Pompeji und Herkulanum

Welches Wunder begiebt sich? Wir flehten um trinkbare Quellen
    Erde! dich an und was sendet dein Schooß uns herauf!
Lebt es im Abgrund auch? Wohnt unter der Lava verborgen
    Noch ein neues Geschlecht? Kehrt das entfloh'ne zurück?
Griechen! Römer! O kommt! O seht, das alte Pompeji
    Findet sich wieder, aufs neu bauet sich Herkules Stadt.
Giebel an Giebel steigt, der räumige Portikus öffnet
    Seine Hallen, o eilt ihn zu beleben herbei!
Aufgethan ist das weite Theater, es stürze durch seine
    Sieben Mündungen sich fluthend die Menge herein.
Mimen wo bleibt ihr? Hervor! Das bereitete Opfer vollende
    Atreus Sohn, dem Orest folge der grausende Chor.
Wohin führet der Bogen des Sieg's? Erkennt ihr das Forum?
    Was für Gestalten sind das auf dem kurulischen Stuhl?
Traget Lictoren die Beile voran! Den Sessel besteige
    Richtend der Prätor, der Zeug' trete, der Kläger vor ihn.
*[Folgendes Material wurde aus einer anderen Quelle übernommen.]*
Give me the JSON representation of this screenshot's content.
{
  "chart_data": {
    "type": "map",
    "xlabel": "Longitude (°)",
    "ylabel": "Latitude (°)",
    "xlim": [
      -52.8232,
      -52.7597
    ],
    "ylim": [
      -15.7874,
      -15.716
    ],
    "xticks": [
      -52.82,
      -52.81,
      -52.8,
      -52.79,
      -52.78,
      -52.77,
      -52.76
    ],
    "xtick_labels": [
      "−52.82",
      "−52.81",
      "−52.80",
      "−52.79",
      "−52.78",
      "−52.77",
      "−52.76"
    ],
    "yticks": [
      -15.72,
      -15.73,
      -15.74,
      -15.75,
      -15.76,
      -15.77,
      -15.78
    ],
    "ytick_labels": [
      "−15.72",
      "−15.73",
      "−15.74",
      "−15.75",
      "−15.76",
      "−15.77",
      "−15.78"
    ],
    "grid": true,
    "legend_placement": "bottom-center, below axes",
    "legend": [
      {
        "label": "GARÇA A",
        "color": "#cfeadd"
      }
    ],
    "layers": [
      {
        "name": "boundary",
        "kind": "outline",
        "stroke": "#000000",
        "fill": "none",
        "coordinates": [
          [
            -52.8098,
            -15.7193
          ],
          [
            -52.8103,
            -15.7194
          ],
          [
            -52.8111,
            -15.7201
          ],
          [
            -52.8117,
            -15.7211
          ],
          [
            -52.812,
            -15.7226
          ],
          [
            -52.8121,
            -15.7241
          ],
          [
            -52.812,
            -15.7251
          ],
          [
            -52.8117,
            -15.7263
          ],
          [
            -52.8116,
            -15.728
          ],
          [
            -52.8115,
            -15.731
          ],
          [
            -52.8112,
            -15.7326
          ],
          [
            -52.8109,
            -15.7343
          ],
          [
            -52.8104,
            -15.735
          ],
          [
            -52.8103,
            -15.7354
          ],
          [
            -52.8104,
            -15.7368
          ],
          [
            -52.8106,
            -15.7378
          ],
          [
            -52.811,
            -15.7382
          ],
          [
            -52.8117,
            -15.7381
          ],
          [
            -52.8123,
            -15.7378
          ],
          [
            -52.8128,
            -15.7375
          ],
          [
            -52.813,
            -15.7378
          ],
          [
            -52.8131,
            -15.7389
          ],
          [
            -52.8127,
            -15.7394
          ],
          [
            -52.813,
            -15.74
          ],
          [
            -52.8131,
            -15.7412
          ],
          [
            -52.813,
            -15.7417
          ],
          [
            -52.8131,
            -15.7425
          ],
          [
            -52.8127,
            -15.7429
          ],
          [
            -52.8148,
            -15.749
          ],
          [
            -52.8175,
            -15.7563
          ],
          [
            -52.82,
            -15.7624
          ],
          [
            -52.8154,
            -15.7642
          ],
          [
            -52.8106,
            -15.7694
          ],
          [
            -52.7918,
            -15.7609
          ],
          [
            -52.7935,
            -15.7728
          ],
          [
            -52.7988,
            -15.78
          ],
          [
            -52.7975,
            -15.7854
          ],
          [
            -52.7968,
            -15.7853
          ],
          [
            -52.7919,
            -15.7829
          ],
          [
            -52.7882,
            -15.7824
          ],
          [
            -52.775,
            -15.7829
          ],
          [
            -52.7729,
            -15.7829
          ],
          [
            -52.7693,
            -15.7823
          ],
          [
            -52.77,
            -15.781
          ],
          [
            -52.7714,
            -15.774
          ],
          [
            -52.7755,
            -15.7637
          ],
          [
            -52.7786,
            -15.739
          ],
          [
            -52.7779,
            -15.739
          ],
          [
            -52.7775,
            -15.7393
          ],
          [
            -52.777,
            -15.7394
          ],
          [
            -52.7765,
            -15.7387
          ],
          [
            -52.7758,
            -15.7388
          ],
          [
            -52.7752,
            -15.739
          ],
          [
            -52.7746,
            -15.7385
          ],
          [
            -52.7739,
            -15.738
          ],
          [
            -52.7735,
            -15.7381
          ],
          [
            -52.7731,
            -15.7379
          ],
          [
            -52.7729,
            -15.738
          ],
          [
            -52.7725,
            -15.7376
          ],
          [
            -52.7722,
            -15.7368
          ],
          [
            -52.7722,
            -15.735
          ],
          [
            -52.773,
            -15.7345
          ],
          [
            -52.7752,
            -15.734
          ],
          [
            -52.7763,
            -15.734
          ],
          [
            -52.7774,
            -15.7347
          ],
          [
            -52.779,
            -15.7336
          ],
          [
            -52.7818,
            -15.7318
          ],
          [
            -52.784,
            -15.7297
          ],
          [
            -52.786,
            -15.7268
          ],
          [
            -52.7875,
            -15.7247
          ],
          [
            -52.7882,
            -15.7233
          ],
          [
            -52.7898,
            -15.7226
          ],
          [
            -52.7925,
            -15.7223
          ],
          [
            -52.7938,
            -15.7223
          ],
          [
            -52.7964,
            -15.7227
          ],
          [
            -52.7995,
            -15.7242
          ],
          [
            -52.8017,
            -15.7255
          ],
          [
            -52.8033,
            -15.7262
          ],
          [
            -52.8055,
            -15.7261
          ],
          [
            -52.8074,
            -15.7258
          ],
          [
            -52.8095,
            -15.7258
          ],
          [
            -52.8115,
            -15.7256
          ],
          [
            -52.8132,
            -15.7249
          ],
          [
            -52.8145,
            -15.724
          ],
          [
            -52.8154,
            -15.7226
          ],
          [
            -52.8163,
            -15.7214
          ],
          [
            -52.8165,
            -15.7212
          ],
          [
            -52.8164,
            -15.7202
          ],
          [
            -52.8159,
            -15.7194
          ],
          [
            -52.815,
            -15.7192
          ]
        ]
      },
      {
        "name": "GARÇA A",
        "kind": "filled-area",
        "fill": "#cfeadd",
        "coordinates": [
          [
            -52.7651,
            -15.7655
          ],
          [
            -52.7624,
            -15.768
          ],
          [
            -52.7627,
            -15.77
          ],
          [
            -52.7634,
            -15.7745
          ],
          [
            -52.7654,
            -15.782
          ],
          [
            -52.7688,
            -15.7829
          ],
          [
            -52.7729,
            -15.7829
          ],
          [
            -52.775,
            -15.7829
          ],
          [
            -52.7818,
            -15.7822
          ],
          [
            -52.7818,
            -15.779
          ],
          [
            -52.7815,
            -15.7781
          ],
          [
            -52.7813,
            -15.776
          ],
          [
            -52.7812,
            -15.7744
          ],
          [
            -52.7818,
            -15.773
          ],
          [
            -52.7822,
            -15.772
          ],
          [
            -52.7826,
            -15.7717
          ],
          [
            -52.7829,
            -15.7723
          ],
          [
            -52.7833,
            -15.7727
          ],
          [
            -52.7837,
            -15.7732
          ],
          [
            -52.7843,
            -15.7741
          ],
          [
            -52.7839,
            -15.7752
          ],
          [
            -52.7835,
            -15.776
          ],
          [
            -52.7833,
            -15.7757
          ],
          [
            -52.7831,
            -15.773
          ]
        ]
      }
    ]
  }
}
Reinliche Gassen breiten sich aus, mit erhöhetem Pflaster
    Ziehet der schmälere Weg neben den Häusern sich hin.
Schützend springen die Dächer hervor, die zierlichen Zimmer
    Reih'n um den einsamen Hof heimlich und traulich sich her.
Oeffnet die Läden geschwind und die lange verschütteten Thüren,
    In die schaudrigte Nacht falle der lustige Tag.
Siehe, wie rings um den Rand die netten Bänke sich dehnen,
    Wie von buntem Gestein schimmernd das Estrich sich hebt!
Frisch noch erglänzt die Wand von heiter brennenden Farben,
    Wo ist der Künstler? Er warf eben den Pinsel hinweg.
Schwellender Früchte voll und lieblich geordneter Blumen
    Fasset der muntre Feston reizende Bildungen ein.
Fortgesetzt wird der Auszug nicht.